Wednesday, September 12, 2018

Blood Meridian

Something that I don’t need in my life: a brutal gang of scalphunters intent on superfluous violence roaming the United States-Mexico borderlands in 1849. I’m uninterested. To be honest, I don’t like Westerns and I never have. In my opinion, they tend to be too slow-paced, I get annoyed with the narrator’s drawl, there’s too much landscape description for my liking, I don’t relate to their plight, and every little detail feels like a trope. I gave Blood Meridian* by Cormac McCarthy a chance because...it’s Cormac McCarthy. I never read All the Pretty Horses when it was assigned in high school (Sorry, Mr. Wood) and I also never got around to The Road (mostly because I used to confuse it with On the Road by Kerouac). No Country for Old Men is a phenomenal movie, but I haven’t read the book.


Basically, I read Blood Meridian because, like in the case of White Teeth, reading it allowed me to scratch off part of a poster. We’re all suckers for scratch offs, admit it.


The most impressive aspect of the novel is its historical accuracy. Blood Meridian follows a teenager referred to as “the kid” as he gets caught up in the Glanton Gang. The gang originally kills Native Americans for bounty hunting; soon, they devolve into killing anyone and everyone for sport. Apparently, the Glanton Gang existed. They are all a bunch of morally devoid assholes and the only whisper of a moral compass lies in “the kid”. It’s a very quiet whisper.


Am I missing something? Blood Meridian was the biggest struggle for me to trudge through since Naked Lunch (which isn’t a novel, it’s vomit on some pages). McCarthy is clearly talented--his sentences are symbolic and he sure knows how to describe the countryside. But the book is 330 pages of murder and not much else, plot-wise.

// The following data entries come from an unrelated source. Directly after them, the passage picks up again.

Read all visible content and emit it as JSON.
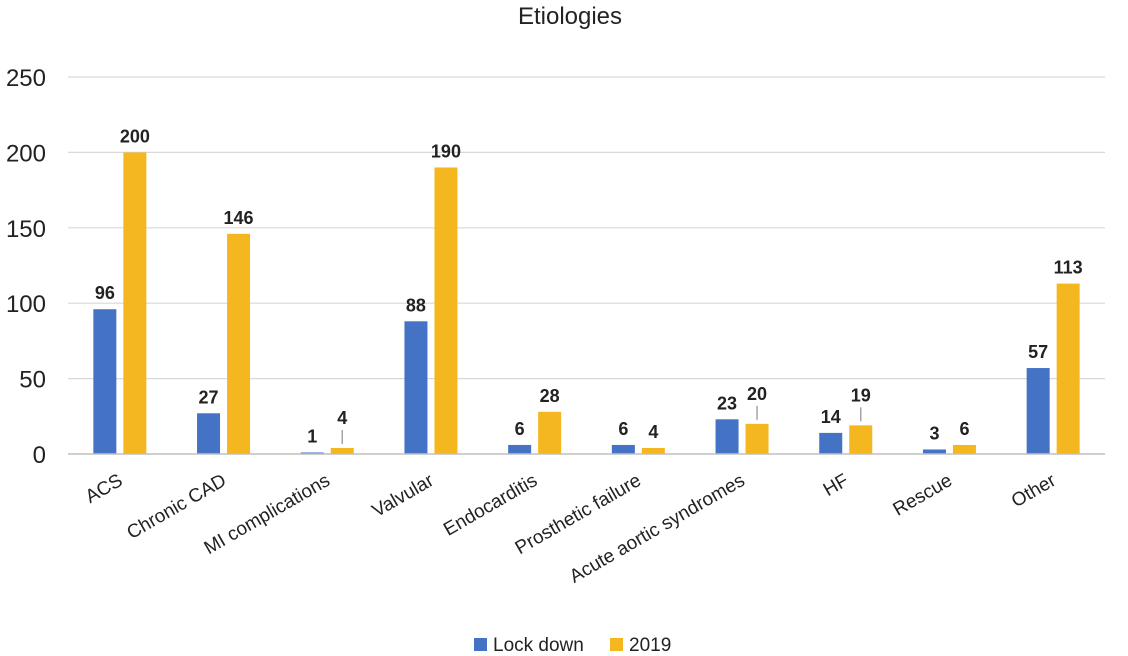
{
  "chart_data": {
    "type": "bar",
    "title": "Etiologies",
    "categories": [
      "ACS",
      "Chronic CAD",
      "MI complications",
      "Valvular",
      "Endocarditis",
      "Prosthetic failure",
      "Acute aortic syndromes",
      "HF",
      "Rescue",
      "Other"
    ],
    "series": [
      {
        "name": "Lock down",
        "color": "#4472c4",
        "values": [
          96,
          27,
          1,
          88,
          6,
          6,
          23,
          14,
          3,
          57
        ]
      },
      {
        "name": "2019",
        "color": "#f5b71f",
        "values": [
          200,
          146,
          4,
          190,
          28,
          4,
          20,
          19,
          6,
          113
        ]
      }
    ],
    "yticks": [
      "0",
      "50",
      "100",
      "150",
      "200",
      "250"
    ],
    "ylim": [
      0,
      250
    ],
    "xlabel": "",
    "ylabel": "",
    "grid": true,
    "legend_position": "bottom-center"
  }
}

I do not have a problem with the graphic violence; we’ve all been desensitized by the Saw movies and serial killer podcasts. Instead, I found the violence monotonous; again, I am uninterested. The crew seems to murder because they are bored and I, in turn, am bored. *Gang encounters large group of Native Americans. Kills them mercilessly. Gang encounters another large group of Native Americans. Kills them mercilessly. Gang encounters another large group of Native Americans. Kills them mercilessly*. I wonder what happens next??!?

There are countless novels and movies that contain violence and manage to use that violence to a creative end. For me, Blood Meridian has the violence without the creatively satisfying payoff. Blood Meridian receives 1 out of 5 camel humps.


*McCarthy, Cormac. Blood Meridian. New York: Vintage Books, 1985. Print.